The results of a project I've intended to do for a long time: mix and tube eight values of neutral gray, according (to the best of my old eyes, bad light, and less than ideal reference) to the Munsell scale. I have found the best way to neutralize color is with the same value of gray, as complements are hard for me to control and unpredictable. My palette usually contains a string of grays, but each session's string tended to vary by my patience or what I perceived the needs of the painting to be (and my perception often veered toward "less"). Finally I ordered empty tubes (from http://www.naturalpigments.com/, a wonderful resource for painters) and on Thursday started squeezing and mixing.

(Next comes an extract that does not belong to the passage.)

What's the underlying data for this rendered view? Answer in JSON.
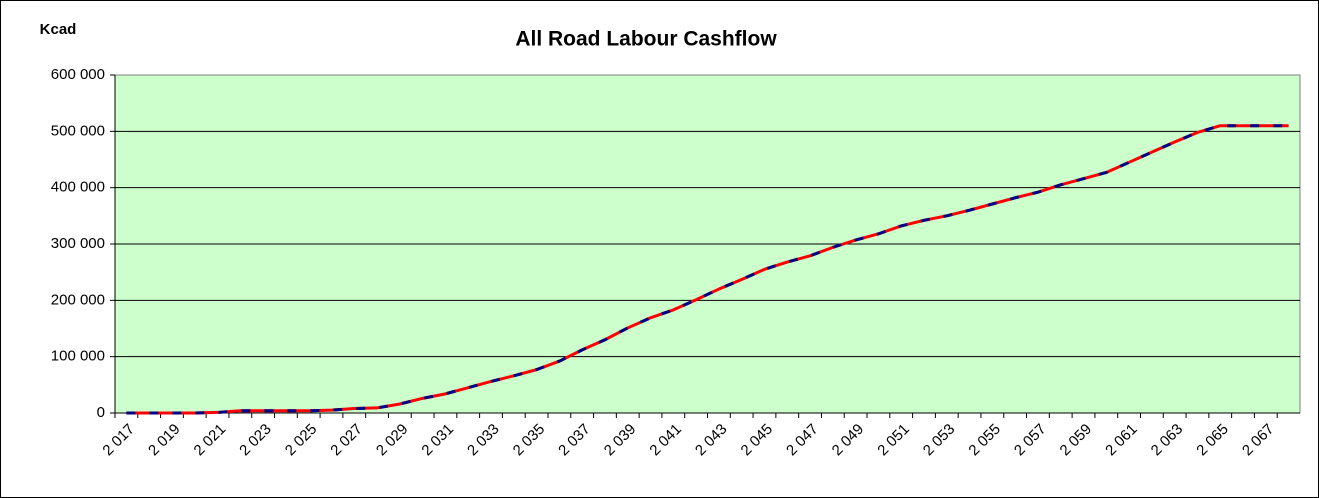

I used several ends of whites, mostly flake with some titanium and zinc, and most of a new tube of Michael Harding Cremnitz white (lovely paint). A mountain of white to amalgamate. Then a much smaller pile of "black"--a mix of ivory, Williamsburg's Black Roman Earth, and some burnt umber to maintain the neutrality (black paint, especially ivory, tends toward blue). The stainless condiment cup in the photo holds about 60ml; the empty tubes were 50ml; so I had at least a general idea of how much to mix for one tube. I started with a small pile of value 5, to see how hard this was going to be and to check the hue of my black, and then used it to tint the lighter values. I worked from light to dark and fortunately had mixed enough (just enough) black and more than enough white. Kind of messy but very satisfying.

There was enough white to mix four values of raw umber as well.

1 comment:

Hardy Girl said...

This is really impressive. Seems tedious but in the end so satisfying. I'm always struggling with inefficient color mixing, getting frustrated, and taking shortcuts that produce less-than-beautiful results. I love this idea!